Cerrah kulağı almış, tam dikecekken Temel itiraz etmiş:
- Bu benim kulağım değil.
Doktor şaşırmış:
- Kardeşim, bu kopuk kulağı arkadaşların getirdi. Kulak senin kulağın.
Temel itirazını sürdürmüş:
- Olamaz çünkü benim kulağımın arkasında kalem vardı!
**
Mustafa Gültak, tane tane anlatırken… Tek tek sıralarken… Santimetre santimetre ölçüp, metrekare metrekare biçerken benim de kulağımın arkasında kalem vardı. Kulağımın arkasından aldığım, her sözü sözcük sözcük not ettiğim kalem.

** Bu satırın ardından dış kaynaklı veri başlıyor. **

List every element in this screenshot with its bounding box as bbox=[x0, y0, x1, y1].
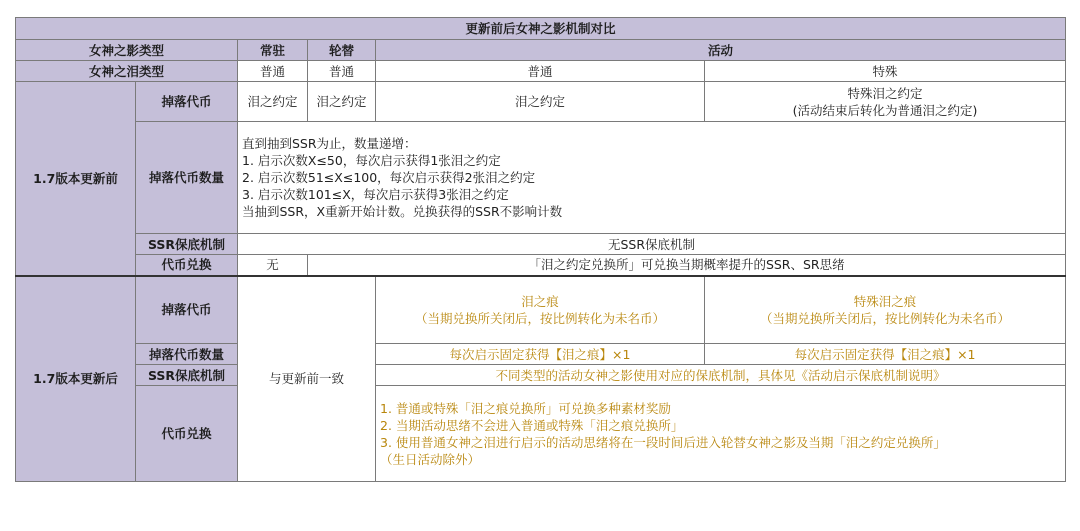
before-rule-line: 直到抽到SSR为止，数量递增： bbox=[242, 136, 417, 151]
before-special-currency-name: 特殊泪之约定 bbox=[847, 85, 923, 101]
comparison-table bbox=[15, 17, 1066, 482]
after-drop-amount-label: 掉落代币数量 bbox=[136, 344, 238, 365]
after-special-currency-name: 特殊泪之痕 bbox=[853, 293, 917, 309]
after-exchange-rules bbox=[376, 386, 1066, 482]
shadow-type-standard: 常驻 bbox=[238, 40, 308, 61]
before-rule-line: 当抽到SSR，X重新开始计数。兑换获得的SSR不影响计数 bbox=[242, 204, 563, 219]
shadow-type-rotation: 轮替 bbox=[308, 40, 376, 61]
after-currency-event-normal bbox=[376, 276, 705, 344]
before-update-label: 1.7版本更新前 bbox=[16, 82, 136, 276]
before-rule-line: 3. 启示次数101≤X，每次启示获得3张泪之约定 bbox=[242, 187, 509, 202]
after-exchange-line: 3. 使用普通女神之泪进行启示的活动思绪将在一段时间后进入轮替女神之影及当期「泪之约定兑换所」 bbox=[380, 434, 946, 450]
after-special-currency-note: （当期兑换所关闭后，按比例转化为未名币） bbox=[760, 310, 1011, 326]
after-drop-amount-special: 每次启示固定获得【泪之痕】×1 bbox=[705, 344, 1066, 365]
after-pity-label: SSR保底机制 bbox=[136, 365, 238, 386]
before-drop-currency-label: 掉落代币 bbox=[136, 82, 238, 122]
after-exchange-line: （生日活动除外） bbox=[380, 451, 481, 467]
after-exchange-line: 2. 当期活动思绪不会进入普通或特殊「泪之痕兑换所」 bbox=[380, 417, 684, 433]
tear-type-standard: 普通 bbox=[238, 61, 308, 82]
before-currency-event-normal: 泪之约定 bbox=[376, 82, 705, 122]
before-exchange-other: 「泪之约定兑换所」可兑换当期概率提升的SSR、SR思绪 bbox=[308, 255, 1066, 276]
after-drop-currency-label: 掉落代币 bbox=[136, 276, 238, 344]
table-title: 更新前后女神之影机制对比 bbox=[16, 18, 1066, 40]
before-currency-rotation: 泪之约定 bbox=[308, 82, 376, 122]
before-special-currency-note: (活动结束后转化为普通泪之约定) bbox=[792, 102, 978, 118]
tear-type-rotation: 普通 bbox=[308, 61, 376, 82]
after-exchange-label: 代币兑换 bbox=[136, 386, 238, 482]
before-currency-standard: 泪之约定 bbox=[238, 82, 308, 122]
shadow-type-event: 活动 bbox=[376, 40, 1066, 61]
tear-type-label: 女神之泪类型 bbox=[16, 61, 238, 82]
before-pity-value: 无SSR保底机制 bbox=[238, 234, 1066, 255]
after-exchange-line: 1. 普通或特殊「泪之痕兑换所」可兑换多种素材奖励 bbox=[380, 400, 671, 416]
before-exchange-standard: 无 bbox=[238, 255, 308, 276]
after-normal-currency-name: 泪之痕 bbox=[521, 293, 559, 309]
after-same-as-before: 与更新前一致 bbox=[238, 276, 376, 482]
after-pity-value: 不同类型的活动女神之影使用对应的保底机制，具体见《活动启示保底机制说明》 bbox=[376, 365, 1066, 386]
before-exchange-label: 代币兑换 bbox=[136, 255, 238, 276]
after-normal-currency-note: （当期兑换所关闭后，按比例转化为未名币） bbox=[414, 310, 665, 326]
before-drop-amount-label: 掉落代币数量 bbox=[136, 122, 238, 234]
after-currency-event-special bbox=[705, 276, 1066, 344]
before-rule-line: 1. 启示次数X≤50，每次启示获得1张泪之约定 bbox=[242, 153, 501, 168]
shadow-type-label: 女神之影类型 bbox=[16, 40, 238, 61]
after-update-label: 1.7版本更新后 bbox=[16, 276, 136, 482]
after-drop-amount-normal: 每次启示固定获得【泪之痕】×1 bbox=[376, 344, 705, 365]
before-pity-label: SSR保底机制 bbox=[136, 234, 238, 255]
tear-type-event-normal: 普通 bbox=[376, 61, 705, 82]
before-rule-line: 2. 启示次数51≤X≤100，每次启示获得2张泪之约定 bbox=[242, 170, 536, 185]
tear-type-event-special: 特殊 bbox=[705, 61, 1066, 82]
before-drop-amount-rules bbox=[238, 122, 1066, 234]
before-currency-event-special bbox=[705, 82, 1066, 122]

“Söz uçar, yazı kalır” demişler… Dilerseniz Başkan Gültak anlatsın, ben lafa karışmadan, laf arasına kaynak yapmadan yazıya dökeyim. Zira bu mevzuda gazetelerde, sosyal medyada çok bağırdım, öyle böyle değil sayfalar dolusu yazdım… Mersin Kent Konseyi toplantısında yüzlerce sözcükle onlarca tümce kurup projeyi eleştirdim. Sıramı savdım. Şimdi yorum yapmadan dinleyip yazmak görevim. Saklayıp görmezden gelmem, cevap hakkını halının altına süpürmem. ‘Üç maymunu oynamak’ karşıt fikrin var olduğu gerçeğini değiştirir mi?
SÖZ SAVUNMANIN
(…) Çamlıbel Su Sporları Merkezine Büyükşehir Belediye Başkanı dava açtı. Yürütmeyi durdurma alabilir. Aldığı takdirde projeyi bir dönem askıya almak zorunda kalacağız.
Hâlbuki Türkiye’nin genelinde, bu tür su sporları merkezi olan yerlerdeki yoğunluk neyse projeler o yoğunlukla çizildi. Katlar bile düşünüldü. Tek katlı, 9 metreyi geçmeyecek. Fakat Atatürk Parkı işin içine katıldı, bazı STK’lar da buna alet edildi ve projeye dava açıldı.
Atatürk Parkı ve Atatürk ismi kullanıldı çok ayıp! Kurucu liderimizin adını kullanarak şehrin kaderiyle oynamanın bir anlamı var mıydı? Atatürk herkesin Atatürk’ü.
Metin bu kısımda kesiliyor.